After Oh, Comely, Ghost is a fuzz-laden acoustic rocker, with lines line " and she was norn in a bottle rocket, 1929 with wings that ringed around a socket right between her spine, all drenched in milk an' holy water pouring from the sky, I know that she will live forever, she won't ever die." Halfway through, a bagpipe enters, and the song keeps building until it erupts into Untitled, a bagpipe-led electric rock instrumental, with almost Who-esque guitar.
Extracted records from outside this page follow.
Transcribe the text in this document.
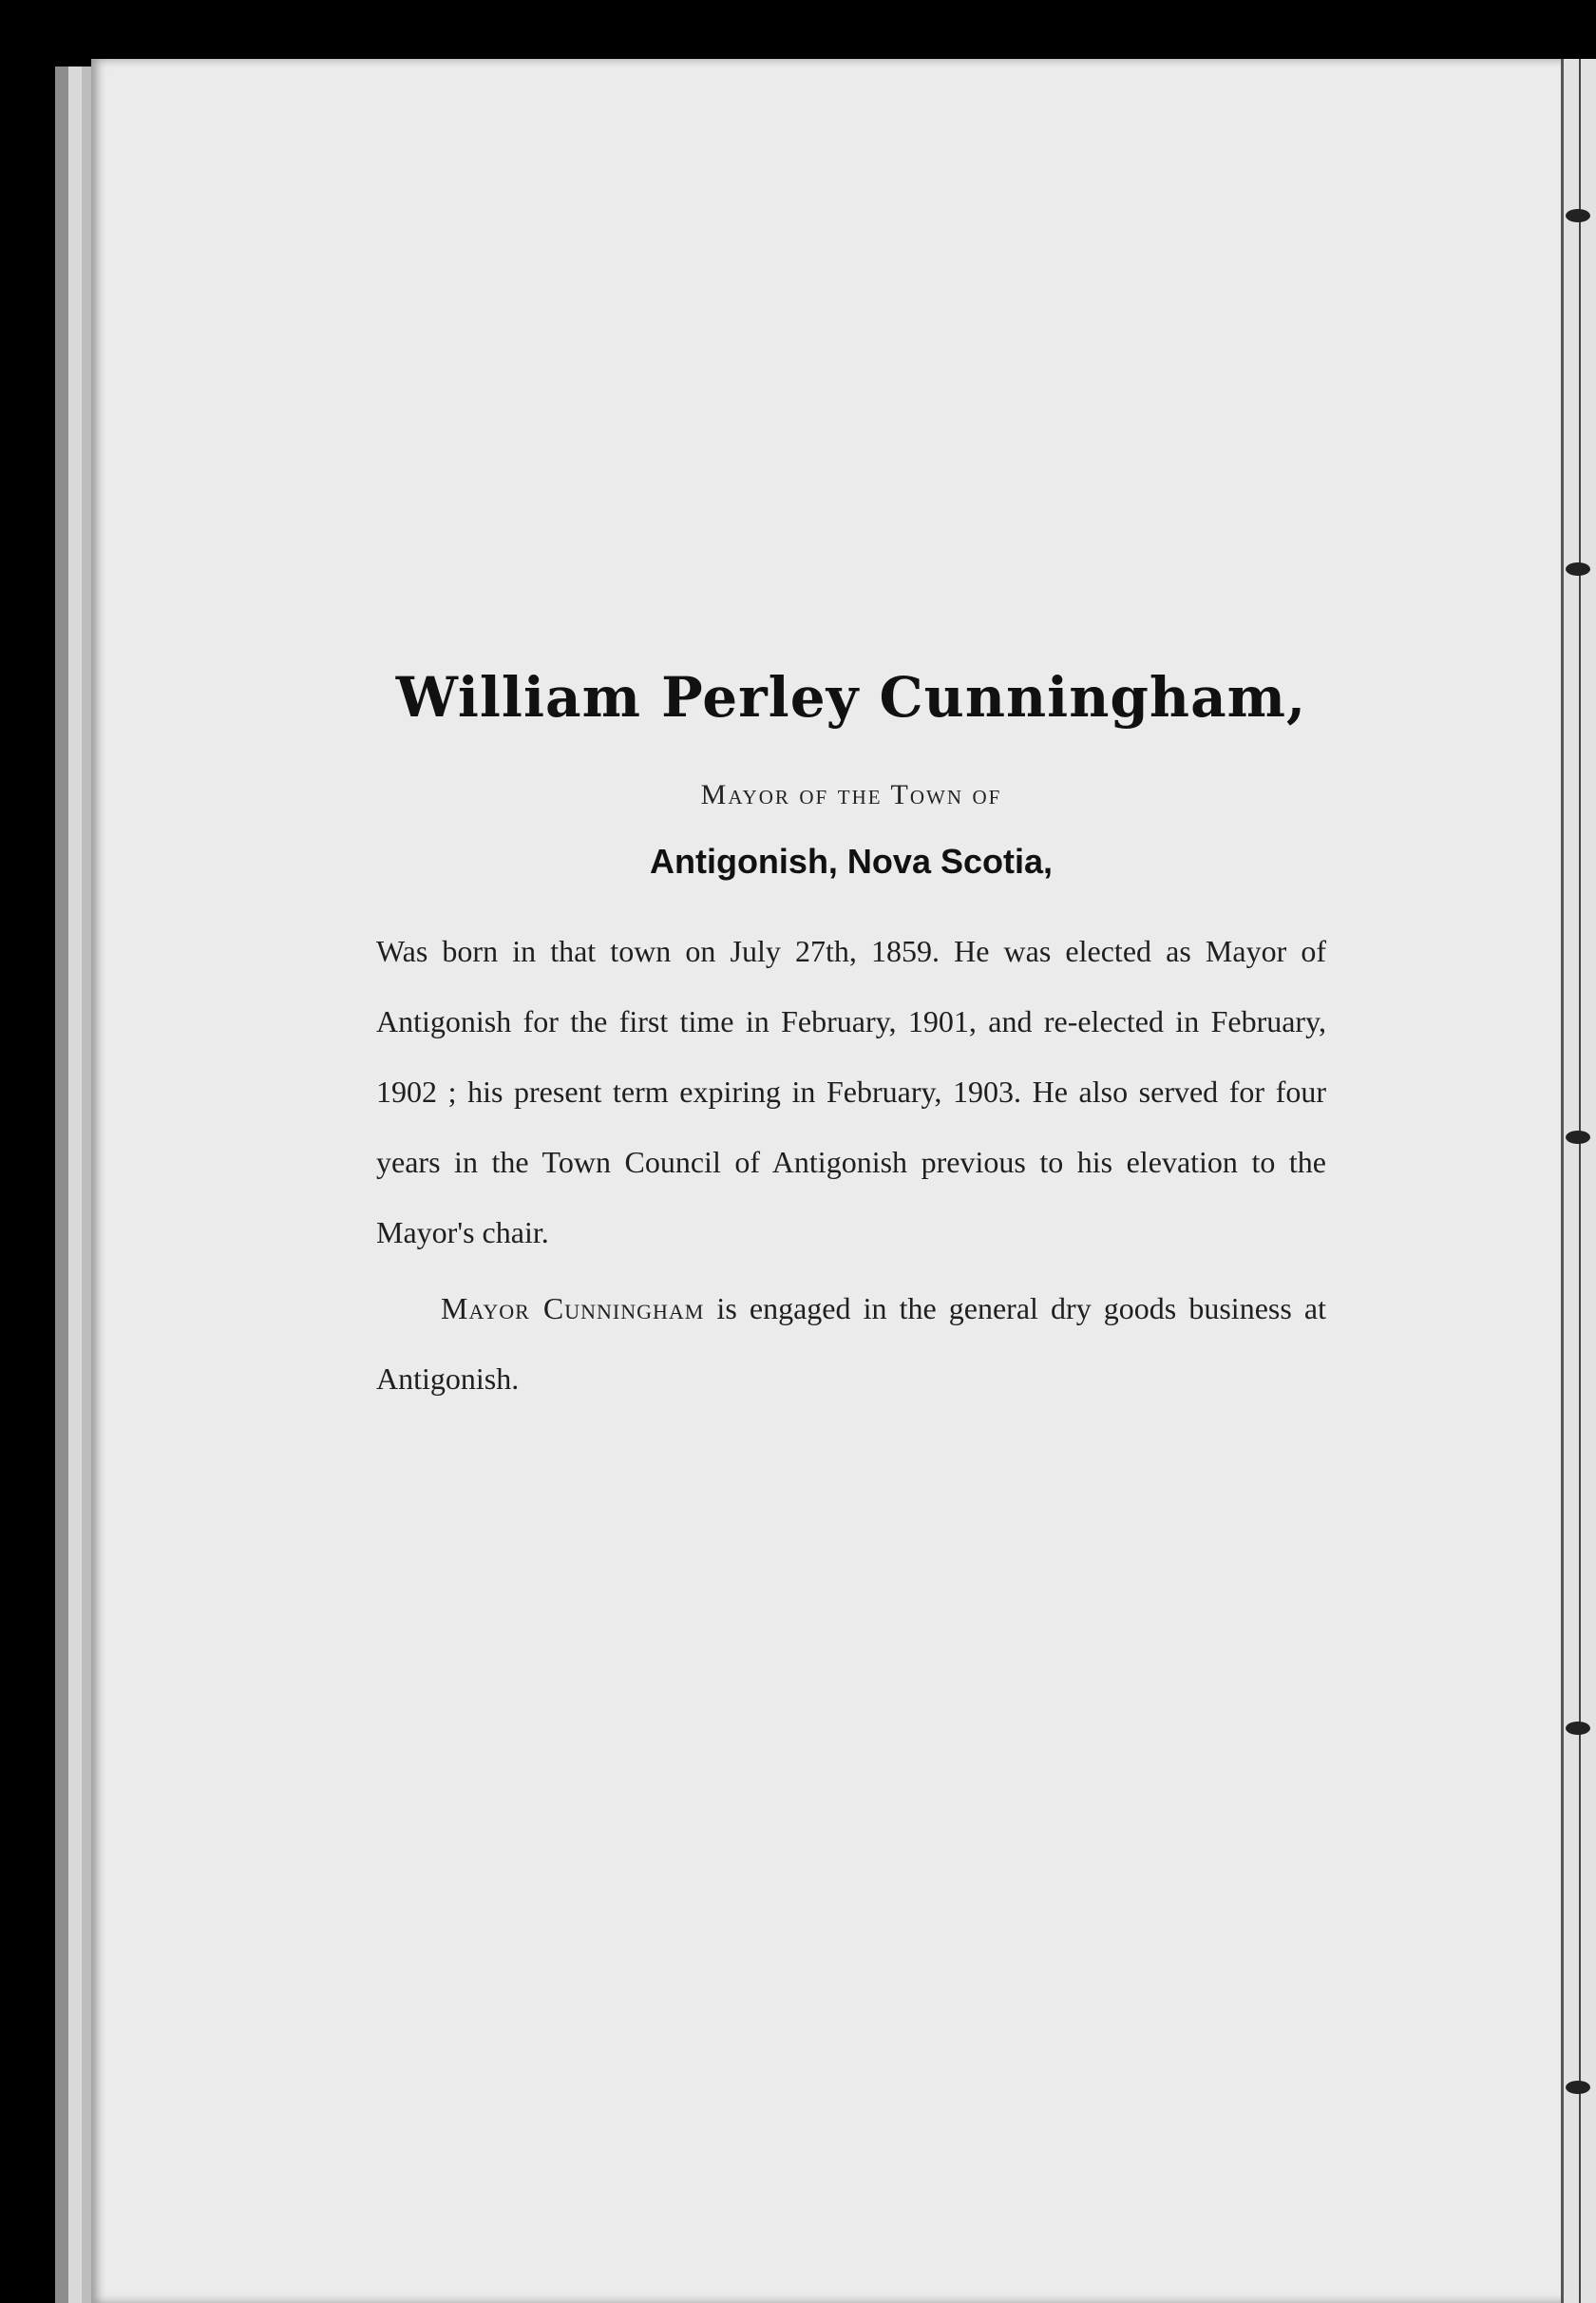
William Perley Cunningham,
Mayor of the Town of
Antigonish, Nova Scotia,

Was born in that town on July 27th, 1859. He was elected as Mayor of Antigonish for the first time in February, 1901, and re-elected in February, 1902 ; his present term expiring in February, 1903. He also served for four years in the Town Council of Antigonish previous to his elevation to the Mayor's chair.

Mayor Cunningham is engaged in the general dry goods business at Antigonish.
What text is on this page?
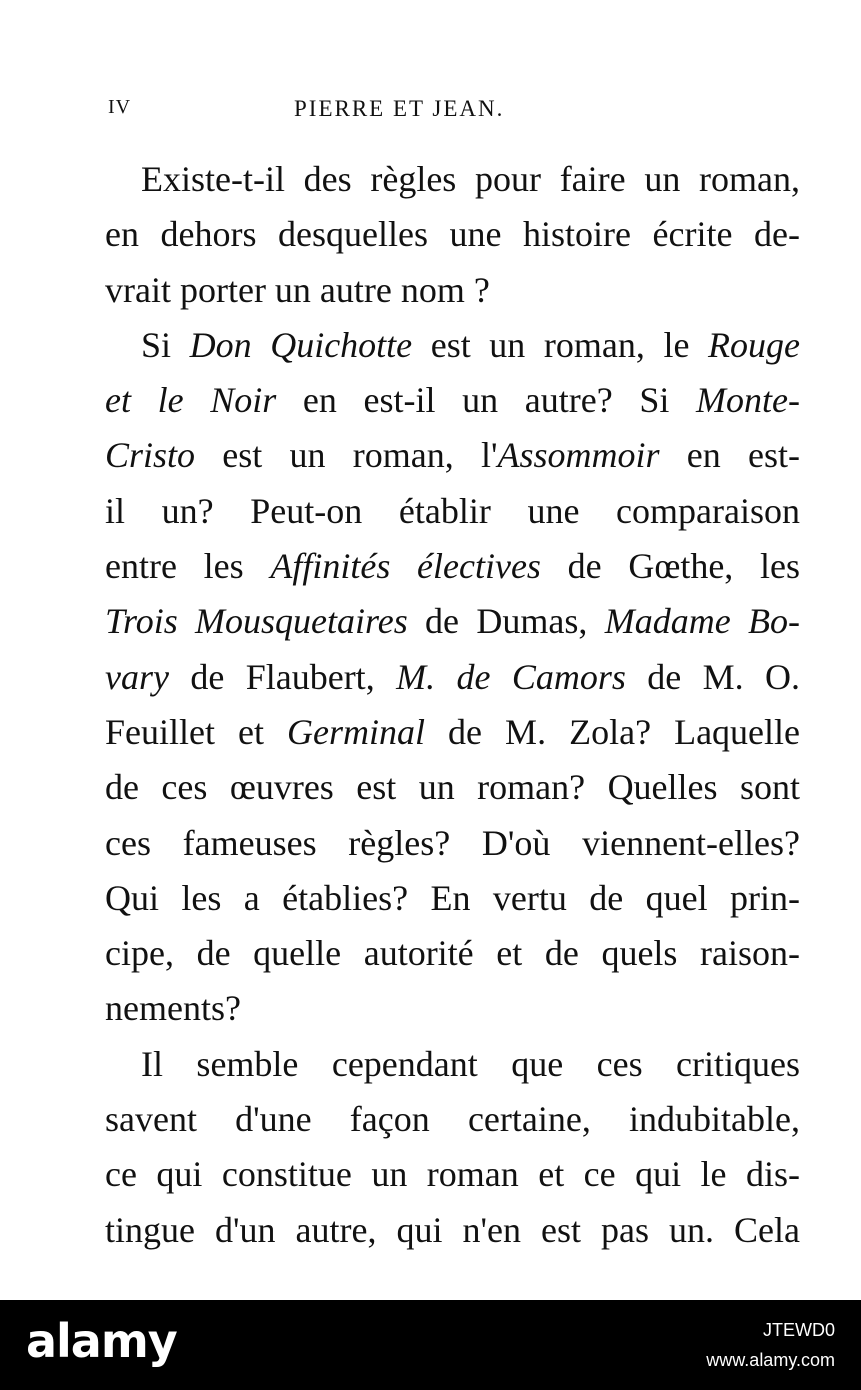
IV	PIERRE ET JEAN.
Existe-t-il des règles pour faire un roman,
en dehors desquelles une histoire écrite de-
vrait porter un autre nom ?
Si Don Quichotte est un roman, le Rouge
et le Noir en est-il un autre? Si Monte-
Cristo est un roman, l'Assommoir en est-
il un? Peut-on établir une comparaison
entre les Affinités électives de Gœthe, les
Trois Mousquetaires de Dumas, Madame Bo-
vary de Flaubert, M. de Camors de M. O.
Feuillet et Germinal de M. Zola? Laquelle
de ces œuvres est un roman? Quelles sont
ces fameuses règles? D'où viennent-elles?
Qui les a établies? En vertu de quel prin-
cipe, de quelle autorité et de quels raison-
nements?
Il semble cependant que ces critiques
savent d'une façon certaine, indubitable,
ce qui constitue un roman et ce qui le dis-
tingue d'un autre, qui n'en est pas un. Cela
alamy	JTEWD0
www.alamy.com
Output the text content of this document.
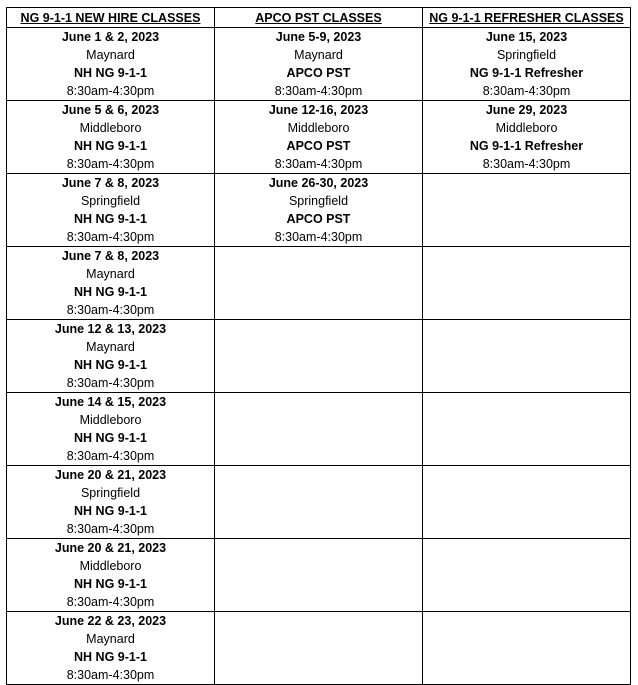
NG 9-1-1 NEW HIRE CLASSES	APCO PST CLASSES	NG 9-1-1 REFRESHER CLASSES

June 1 & 2, 2023
Maynard
NH NG 9-1-1
8:30am-4:30pm	June 5-9, 2023
Maynard
APCO PST
8:30am-4:30pm	June 15, 2023
Springfield
NG 9-1-1 Refresher
8:30am-4:30pm

June 5 & 6, 2023
Middleboro
NH NG 9-1-1
8:30am-4:30pm	June 12-16, 2023
Middleboro
APCO PST
8:30am-4:30pm	June 29, 2023
Middleboro
NG 9-1-1 Refresher
8:30am-4:30pm

June 7 & 8, 2023
Springfield
NH NG 9-1-1
8:30am-4:30pm	June 26-30, 2023
Springfield
APCO PST
8:30am-4:30pm	

June 7 & 8, 2023
Maynard
NH NG 9-1-1
8:30am-4:30pm		

June 12 & 13, 2023
Maynard
NH NG 9-1-1
8:30am-4:30pm		

June 14 & 15, 2023
Middleboro
NH NG 9-1-1
8:30am-4:30pm		

June 20 & 21, 2023
Springfield
NH NG 9-1-1
8:30am-4:30pm		

June 20 & 21, 2023
Middleboro
NH NG 9-1-1
8:30am-4:30pm		

June 22 & 23, 2023
Maynard
NH NG 9-1-1
8:30am-4:30pm		
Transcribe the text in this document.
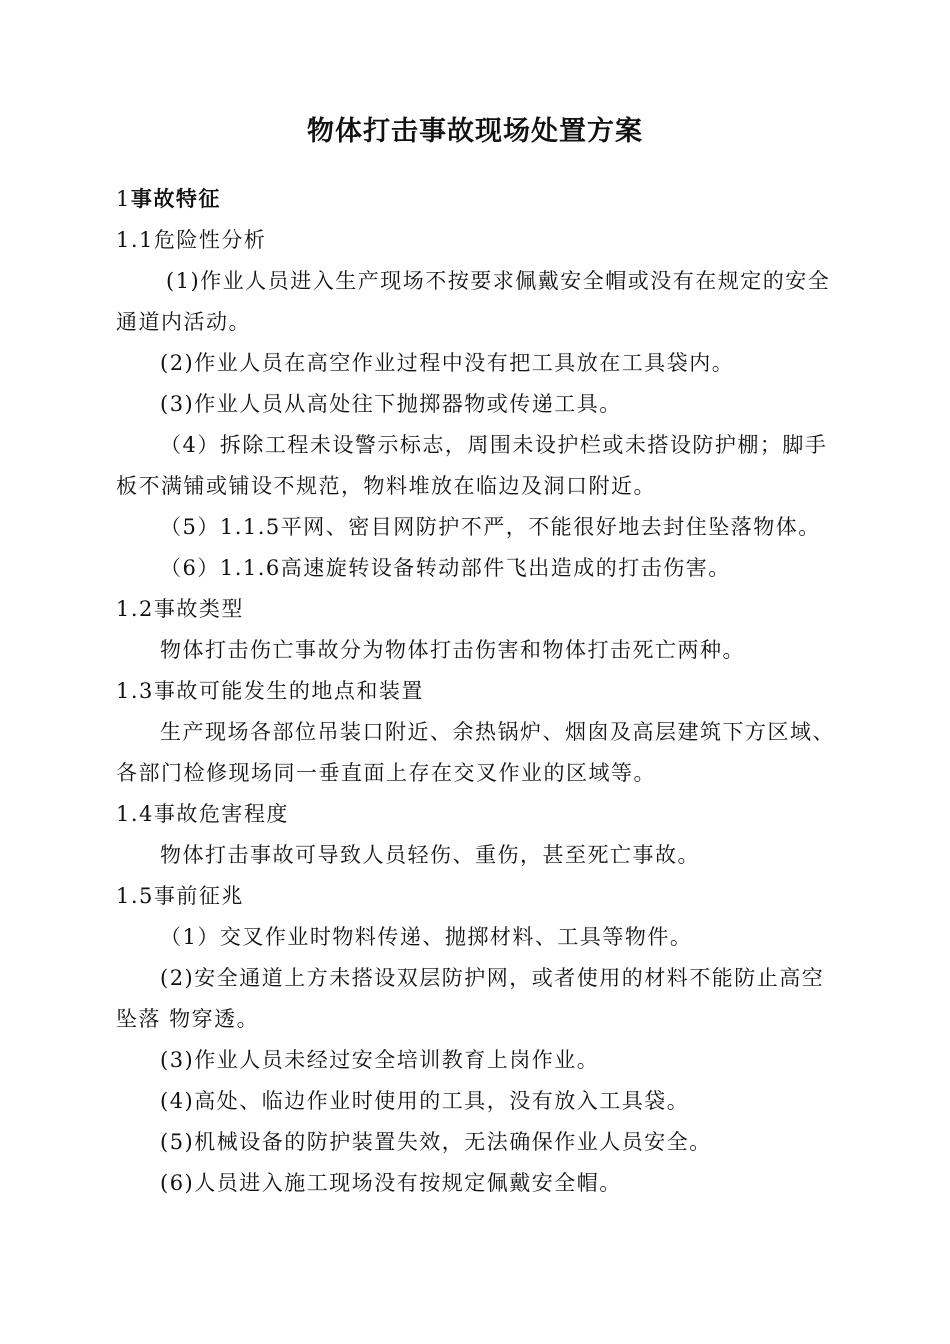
物体打击事故现场处置方案

1事故特征

1.1危险性分析

(1)作业人员进入生产现场不按要求佩戴安全帽或没有在规定的安全通道内活动。

(2)作业人员在高空作业过程中没有把工具放在工具袋内。

(3)作业人员从高处往下抛掷器物或传递工具。

（4）拆除工程未设警示标志，周围未设护栏或未搭设防护棚；脚手板不满铺或铺设不规范，物料堆放在临边及洞口附近。

（5）1.1.5平网、密目网防护不严，不能很好地去封住坠落物体。

（6）1.1.6高速旋转设备转动部件飞出造成的打击伤害。

1.2事故类型

物体打击伤亡事故分为物体打击伤害和物体打击死亡两种。

1.3事故可能发生的地点和装置

生产现场各部位吊装口附近、余热锅炉、烟囱及高层建筑下方区域、各部门检修现场同一垂直面上存在交叉作业的区域等。

1.4事故危害程度

物体打击事故可导致人员轻伤、重伤，甚至死亡事故。

1.5事前征兆

（1）交叉作业时物料传递、抛掷材料、工具等物件。

(2)安全通道上方未搭设双层防护网，或者使用的材料不能防止高空坠落 物穿透。

(3)作业人员未经过安全培训教育上岗作业。

(4)高处、临边作业时使用的工具，没有放入工具袋。

(5)机械设备的防护装置失效，无法确保作业人员安全。

(6)人员进入施工现场没有按规定佩戴安全帽。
Finally, King Of Carrot Flowers, Part 2 ends this short album, which only clocks in at 39 minutes, but makes an impression on most of them. This is a dark, emotionally affecting acoustic song, ending with the line "Brother, see we are one in the same and you left with your head filled with flames and you watched as your brains fell out thru your teeth, push the pieces in place, make your smile sweet to see, don't you take this away, I'm still wanting my face on your cheek, and when we break we'll wait for our miracle, God is a place where some holy spectacle lies, God is a place you will wait for the rest of your life. Two-headed boy, she is all you could need, she will feed your tomatoes and radio wires and retire to sheets safe and clean, but don't hate her when she gets up to leave." The album ends with the sound of Mangum putting his guitar down, and walking away.


This album is truly unique, there is no other band like it, though there are some lame imitators these days. Mangum no longer makes music like this, and is working on electronic music now. This album is praised, and it is great, but it doesn't quite reach the hype it recieves. It was picked by Magnet as the best album of the Nineties. Not only is it only 40 minutes long, but it's quite samey. (Notice how many songs were described as "dark acoustic ballads"?) Overall though, this album is a wonderous and whimsical (Ooh, not only was that some good alliteration, but "whimsical" is about the perfect word to describe this album) and there is nothing else like it. It's dark, beautiful, mystical, and a little too samey, but it's a flawed classic nonetheless.